5 comments for “A special Father’s Day Gift

  1. Pete from NJ
    June 16, 2018 at 10:30 am

    My father was not a sports fan but my mother was. She was from the Bronx but I converted her to be a fan of the good guys and as a good person my father trotted us over to the big Shea on a regular basis.

    I even remember him asking the toll collector at the Triboro if this was the way to Ebbets field. Shea has so many memories as a baseball fan to even write down.

    Here’s my present to myself for father’s day: Met pitcher shutting out Arizona with the good guys putting up a fat 1. Maybe even Cespedes coming off the bench and parking one into the left field stands.

  2. June 16, 2018 at 10:47 am

    What Dalton was generous enough not to mention is that it took me forever to send him the card. I’m glad I got up off my slack butt in time for him to give this to his Dad for Father’s Day. While it doesn’t make up for the Pack losing, I’m thrilled that he is using the card in this fashion.

    • Aging Bull
      June 16, 2018 at 7:40 pm

      Too bad that you had to give up your Gil Hodges card, Brian but I really dig that this was your favorite card. Hodges also had a special place in our family and my mother (who turned me onto the Mets in 1968 – my father was a Cubs fan) had met him a couple times. He was very respectful and gentlemanly, as you would expect.

      On a related topic, I am going to the Father’s Day game tomorrow in Phoenix and am in Sedona right now. As you may know Sedona is a center for a bunch of hippy dippy energy with its famous Vortex and all. I’m not a believer but I believe this: tomorrow the Mets win and their fortunes turn around for the season. They will tear through the summer and get back into the hunt. As an insurance policy, I purchased not one but two good luck stones here in Sedona and will bring them to the date-altering game tomorrow.
      I believe this as only a Mets fan can.

  3. Mike Walczak
    June 16, 2018 at 12:08 pm

    What a wonderful story of what baseball really means to us all.

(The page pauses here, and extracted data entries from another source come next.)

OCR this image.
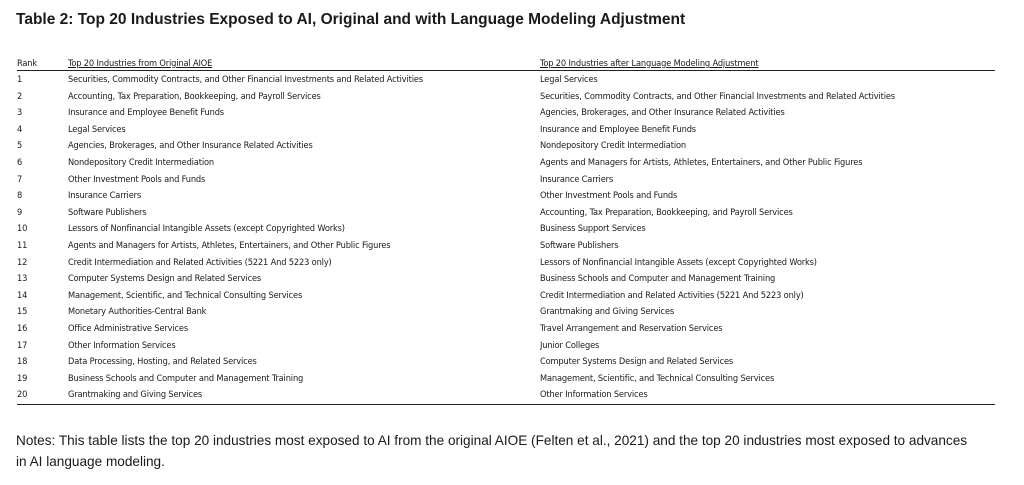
Table 2: Top 20 Industries Exposed to AI, Original and with Language Modeling Adjustment
Rank	Top 20 Industries from Original AIOE	Top 20 Industries after Language Modeling Adjustment
1	Securities, Commodity Contracts, and Other Financial Investments and Related Activities	Legal Services
2	Accounting, Tax Preparation, Bookkeeping, and Payroll Services	Securities, Commodity Contracts, and Other Financial Investments and Related Activities
3	Insurance and Employee Benefit Funds	Agencies, Brokerages, and Other Insurance Related Activities
4	Legal Services	Insurance and Employee Benefit Funds
5	Agencies, Brokerages, and Other Insurance Related Activities	Nondepository Credit Intermediation
6	Nondepository Credit Intermediation	Agents and Managers for Artists, Athletes, Entertainers, and Other Public Figures
7	Other Investment Pools and Funds	Insurance Carriers
8	Insurance Carriers	Other Investment Pools and Funds
9	Software Publishers	Accounting, Tax Preparation, Bookkeeping, and Payroll Services
10	Lessors of Nonfinancial Intangible Assets (except Copyrighted Works)	Business Support Services
11	Agents and Managers for Artists, Athletes, Entertainers, and Other Public Figures	Software Publishers
12	Credit Intermediation and Related Activities (5221 And 5223 only)	Lessors of Nonfinancial Intangible Assets (except Copyrighted Works)
13	Computer Systems Design and Related Services	Business Schools and Computer and Management Training
14	Management, Scientific, and Technical Consulting Services	Credit Intermediation and Related Activities (5221 And 5223 only)
15	Monetary Authorities-Central Bank	Grantmaking and Giving Services
16	Office Administrative Services	Travel Arrangement and Reservation Services
17	Other Information Services	Junior Colleges
18	Data Processing, Hosting, and Related Services	Computer Systems Design and Related Services
19	Business Schools and Computer and Management Training	Management, Scientific, and Technical Consulting Services
20	Grantmaking and Giving Services	Other Information Services
Notes: This table lists the top 20 industries most exposed to AI from the original AIOE (Felten et al., 2021) and the top 20 industries most exposed to advances in AI language modeling.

    I was six years old in the summer of 68. One afternoon, I walked up to the corner store. On the shelf, there were packs of Topps baseball cards. I took out my nickel and purchased my first pack. I pulled off the wrapper and found my first stick of baseball card gum with the little bit of powder on it. Crunch, crunch, of course it stale.

    I remember one card from that pack and I don’t know why, but it was Alvin Dark. I was hooked.

    My favorite card was a 1969 Tom Seaver. Seaver was my hero. I collected hundreds of cards and kept them in a paper supermarket bag. Arrggh, this is the 8th Manny Mota card that I got this week. Couldn’t wait for the next series to come out.

    I got out my trusty pen out that summer of 69 and filled out the checklist card. The gold standard though that summer was the Mickey Mantle card. Getting a 69 Mantle was like winning the lottery.

    69 also had puzzle cards. There were about nine cards thst made up a puzzle. It was Yaz. I taped them together.

    After 50 years, I fondly remember those simmers opening packs of cards while sitting in front of the store. 10 packs meant 10 sticks if gum in the mouth.

    Kids these days don’t have these types of experiences.

    What a treasure.

  4. MattyMets
    June 19, 2018 at 7:08 am

    Interesting to learn that I’m not alone in inheriting my love of baseball and the Mets from the maternal side. While I’m blessed with an incredible dad who set an impossible standard, it was my mother and grandmother, both Brooklynites who converted from Dodgers to Mets fans, who nurtured my obsession with baseball and the Mets. My dad, even though he still doesn’t totally grasp the game, would faithfully come with us to Shea, shout along at the living room TV, and come to my Little League games. His favorite player was Hubie Brooks.